During the subsequent court hearing, it became clear just how deep the rot went: 46 counties had systems with the passwords exposed, and 34 of those still had active passwords. The court dismissed the testimony of expert Clay Parikh, an election systems analyst for nearly a decade, because he supposedly wasn't qualified to discuss Colorado's specific voting systems. The absurdity of the objection would be laughable if it didn’t have real-world consequences. Yet this is where we are: justice obstructed, integrity compromised and those responsible for safeguarding free and accurate elections performing nothing but a hollow pantomime of action.
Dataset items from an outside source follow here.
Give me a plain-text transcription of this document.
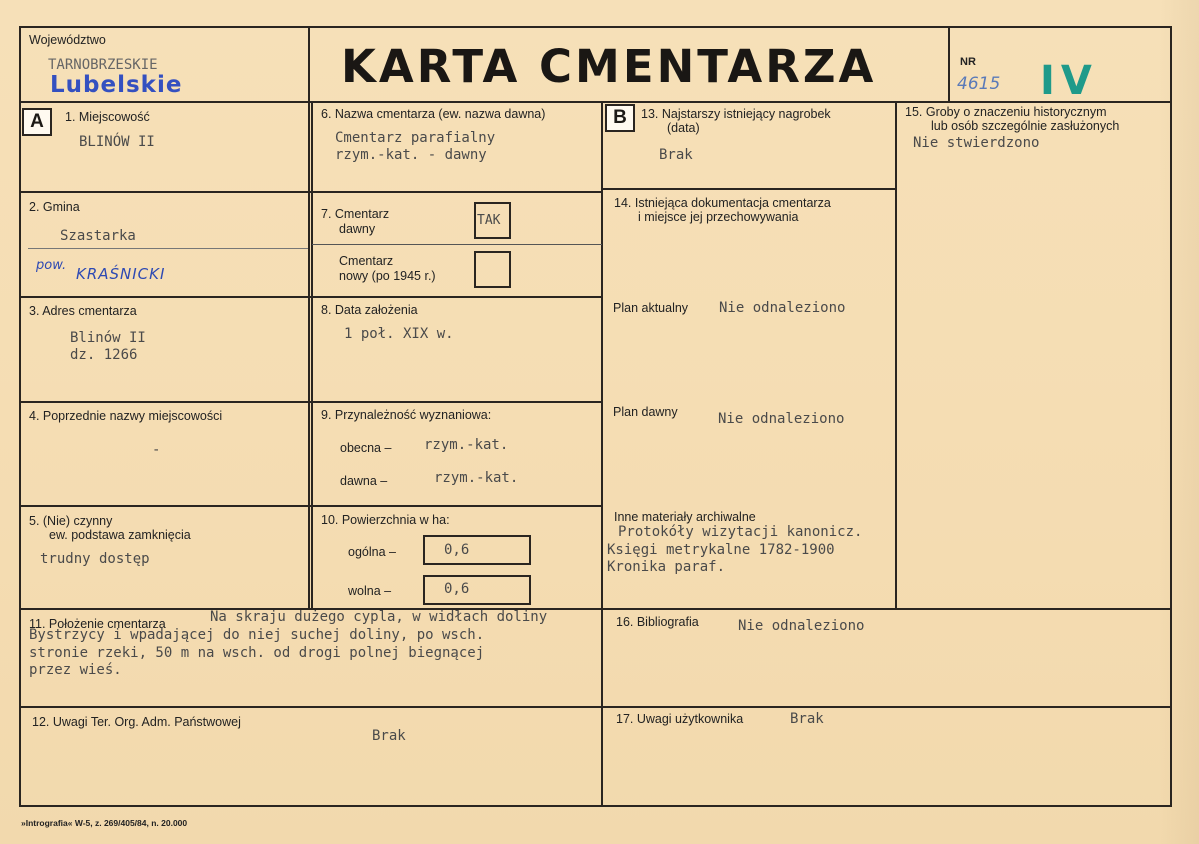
Województwo
TARNOBRZESKIE
Lubelskie	KARTA CMENTARZA	NR
4615 IV
A	B
1. Miejscowość
BLINÓW II
2. Gmina
Szastarka
pow. KRAŚNICKI
3. Adres cmentarza
Blinów II
dz. 1266
4. Poprzednie nazwy miejscowości
-
5. (Nie) czynny
ew. podstawa zamknięcia
trudny dostęp
6. Nazwa cmentarza (ew. nazwa dawna)
Cmentarz parafialny
rzym.-kat. - dawny
7. Cmentarz
dawny
TAK
Cmentarz
nowy (po 1945 r.)
8. Data założenia
1 poł. XIX w.
9. Przynależność wyznaniowa:
obecna – rzym.-kat.
dawna –	rzym.-kat.
10. Powierzchnia w ha:
ogólna –	0,6
wolna –	0,6
13. Najstarszy istniejący nagrobek
(data)
Brak
14. Istniejąca dokumentacja cmentarza
i miejsce jej przechowywania
Plan aktualny Nie odnaleziono
Plan dawny	Nie odnaleziono
Inne materiały archiwalne
Protokóły wizytacji kanonicz.
Księgi metrykalne 1782-1900
Kronika paraf.
15. Groby o znaczeniu historycznym
lub osób szczególnie zasłużonych
Nie stwierdzono
11. Położenie cmentarza	Na skraju dużego cypla, w widłach doliny
Bystrzycy i wpadającej do niej suchej doliny, po wsch.
stronie rzeki, 50 m na wsch. od drogi polnej biegnącej
przez wieś.
16. Bibliografia	Nie odnaleziono
12. Uwagi Ter. Org. Adm. Państwowej
Brak
17. Uwagi użytkownika	Brak
»Intrografia« W-5, z. 269/405/84, n. 20.000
The Colorado voting machine breach reveals a deeper problem than just passwords. It is a vivid illustration of an administration that is either grossly incompetent or wilfully misleading - a regime more concerned with optics and public relations than with the actual mechanics of secure elections. It is an indictment of a system where a blatant error can go ignored, where citizens are left in the dark and where those tasked with protecting our Republic seem more interested in protecting themselves.
Griswold and Polis’ “swift action”? Hardly. This was no more a "swift response" than a glacier moving to the sea. It was, at its heart, a lesson in deception, designed to mask the fact that those entrusted to secure our free elections were asleep at the wheel, dreaming of positive headlines, while anyone with half a brain could see the road to disaster unfolding right in front of them. This entire failure underscores the necessity of adopting paper ballots and same day voting for federal elections, eliminating the vulnerabilities inherent in electronic voting systems, and restoring confidence in our democratic processes.